In the email exchange that precedes the first chapter, we learn that Lutz and Hayward shared not only a long-dissolved romantic history, but also a creative partnership that ended in “epic disaster.” Yet, Lutz, “a sucker for unfinished business,” lures her ex into a new project, and Hayward is game—“hopefully not in the hunting sense,” he adds. The duo then alternate writing duties, commenting on, and footnoting, each other’s efforts along the way. As the interpersonal missives increase in sarcasm and menace, the reader soon realizes exactly why these two didn’t make it (Thanksgiving food-poisoning and near-death road trip aside)—and fear for their characters’ fates as well.
Oh, yes—about the other plot. Lutz kicks it off by introducing us to Paul and Lacey Hansen, orphaned twentysomething siblings in rural northern California who discover a headless corpse on their homestead. Since that homestead is also their marijuana farm, they think it best to remove the body to a less incriminating spot.
But then, like so much unfinished business, the corpse returns to the scene of the crime, in an even less appealing state than before. As Heads You Lose is the first of Lutz’s novels to actually have a dead body, it’s nice that it gets so much action.

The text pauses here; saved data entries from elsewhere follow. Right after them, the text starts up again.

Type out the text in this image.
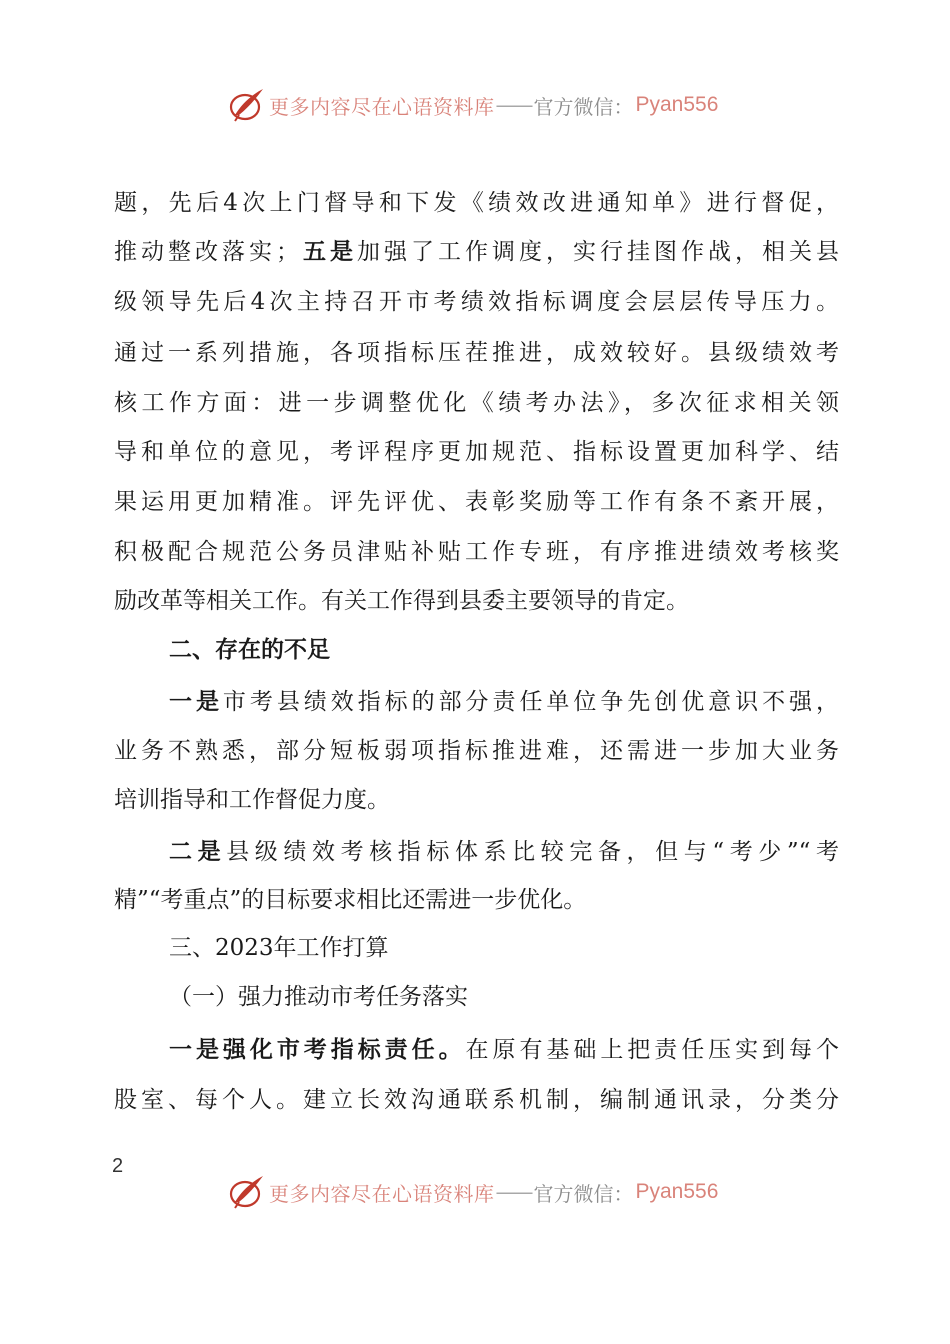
更多内容尽在心语资料库 —— 官方微信： Pyan556
题，先后4次上门督导和下发《绩效改进通知单》进行督促，
推动整改落实；五是加强了工作调度，实行挂图作战，相关县
级领导先后4次主持召开市考绩效指标调度会层层传导压力。
通过一系列措施，各项指标压茬推进，成效较好。县级绩效考
核工作方面：进一步调整优化《绩考办法》，多次征求相关领
导和单位的意见，考评程序更加规范、指标设置更加科学、结
果运用更加精准。评先评优、表彰奖励等工作有条不紊开展，
积极配合规范公务员津贴补贴工作专班，有序推进绩效考核奖
励改革等相关工作。有关工作得到县委主要领导的肯定。
二、存在的不足
一是市考县绩效指标的部分责任单位争先创优意识不强，
业务不熟悉，部分短板弱项指标推进难，还需进一步加大业务
培训指导和工作督促力度。
二是县级绩效考核指标体系比较完备，但与“考少”“考
精”“考重点”的目标要求相比还需进一步优化。
三、2023年工作打算
（一）强力推动市考任务落实
一是强化市考指标责任。在原有基础上把责任压实到每个
股室、每个人。建立长效沟通联系机制，编制通讯录，分类分
2
更多内容尽在心语资料库 —— 官方微信： Pyan556
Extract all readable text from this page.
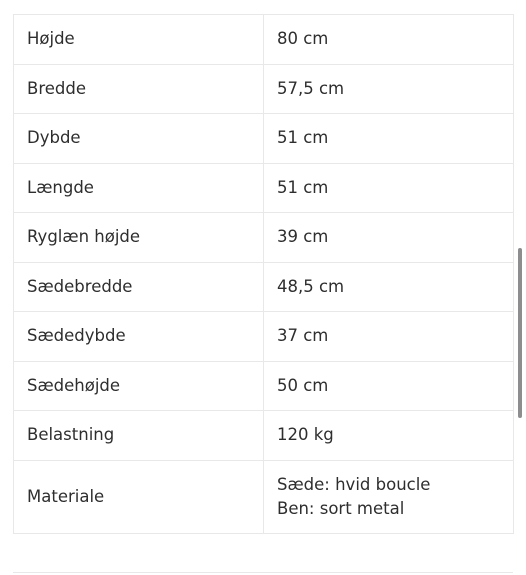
Højde	80 cm
Bredde	57,5 cm
Dybde	51 cm
Længde	51 cm
Ryglæn højde	39 cm
Sædebredde	48,5 cm
Sædedybde	37 cm
Sædehøjde	50 cm
Belastning	120 kg
Materiale	Sæde: hvid boucle
Ben: sort metal
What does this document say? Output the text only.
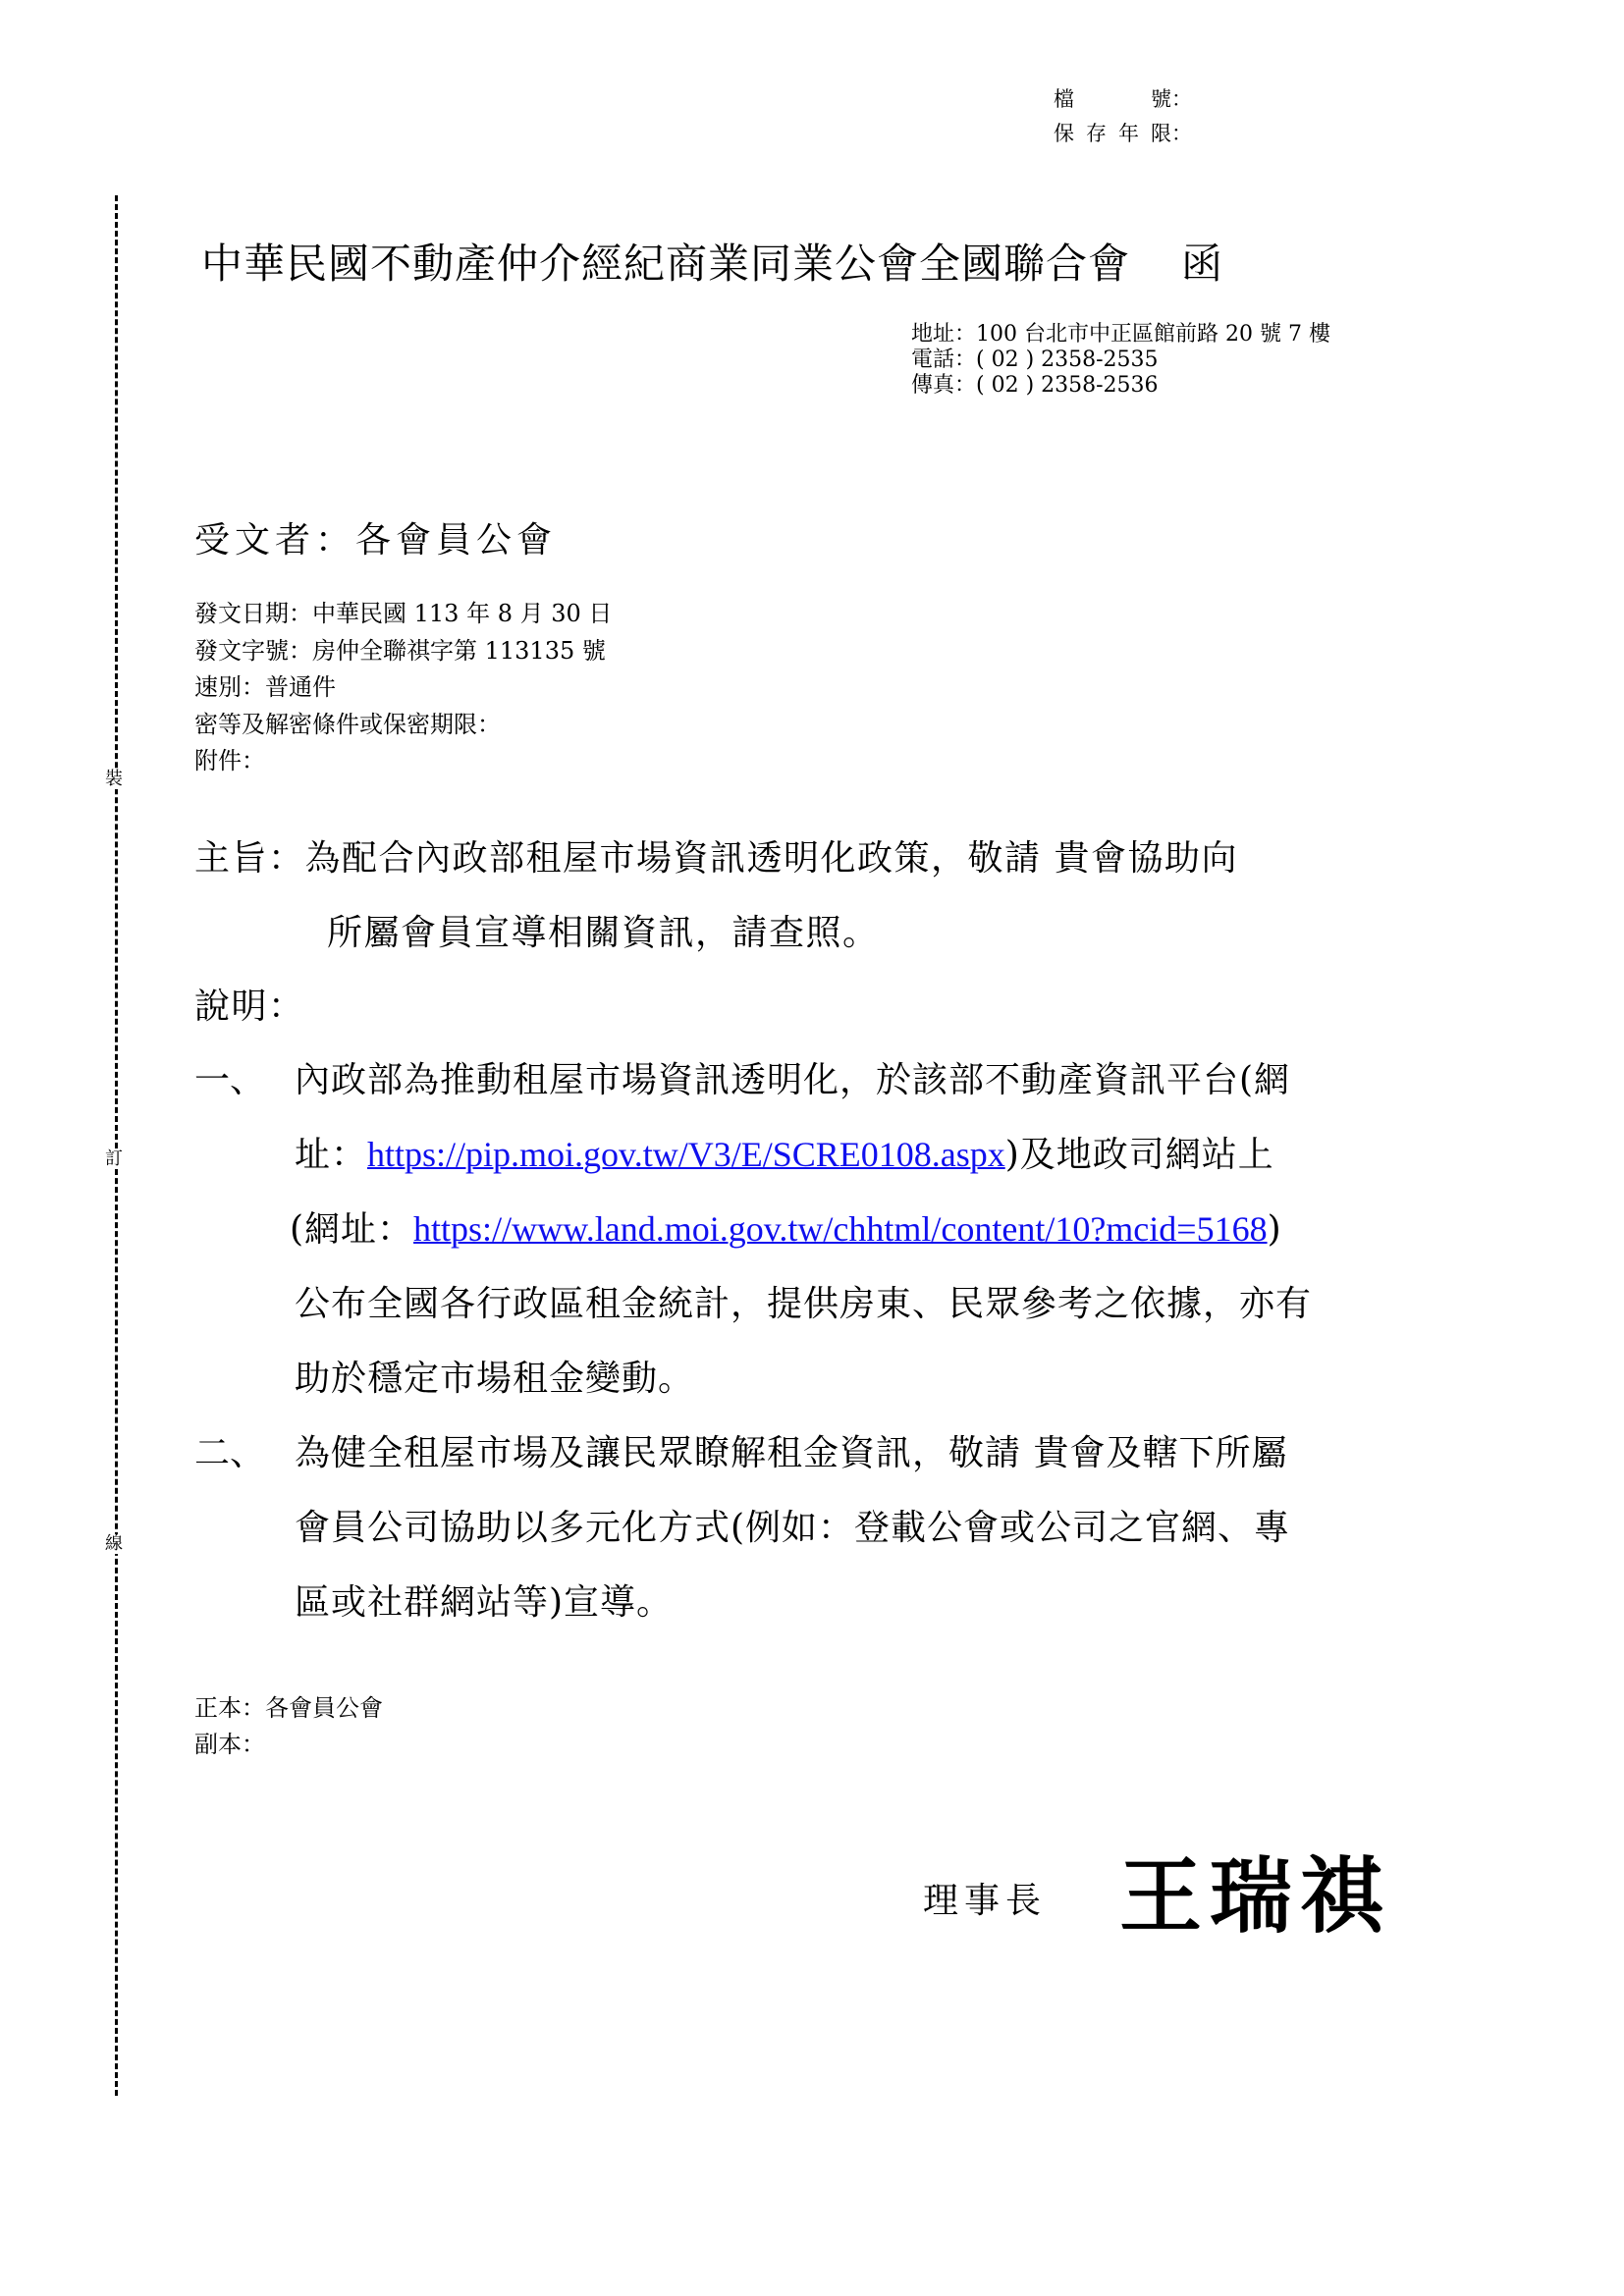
裝
訂
線
檔號 ：
保存年限 ：
中華民國不動產仲介經紀商業同業公會全國聯合會 函
地址：100 台北市中正區館前路 20 號 7 樓
電話：( 02 ) 2358-2535
傳真：( 02 ) 2358-2536
受文者：各會員公會
發文日期：中華民國 113 年 8 月 30 日
發文字號：房仲全聯祺字第 113135 號
速別：普通件
密等及解密條件或保密期限：
附件：
主旨：為配合內政部租屋市場資訊透明化政策，敬請 貴會協助向
所屬會員宣導相關資訊，請查照。
說明：
一、 內政部為推動租屋市場資訊透明化，於該部不動產資訊平台(網
址：https://pip.moi.gov.tw/V3/E/SCRE0108.aspx)及地政司網站上
(網址：https://www.land.moi.gov.tw/chhtml/content/10?mcid=5168)
公布全國各行政區租金統計，提供房東、民眾參考之依據，亦有
助於穩定市場租金變動。
二、 為健全租屋市場及讓民眾瞭解租金資訊，敬請 貴會及轄下所屬
會員公司協助以多元化方式(例如：登載公會或公司之官網、專
區或社群網站等)宣導。
正本：各會員公會
副本：
理事長 王瑞祺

By the final chapter, the once-sleepy town is littered with victims—chosen, more or less, by how annoying that character is to each co-author. When Hayward trots out (or rather, limps out) Paul’s girlfriend, Brandy Chester (a brainy stripper disabled by a pole-dancing accident), it doesn’t take a PI to deduce that she’ll soon be in Lutz’s crosshairs.
Though Lutz and Hayward’s relationship may never have true closure, Heads You Lose wraps up the wacky with a satisfying whoo-hoo! This could be the start of a beautiful fictional friendship—if the plotting pair don’t try to whack each other first.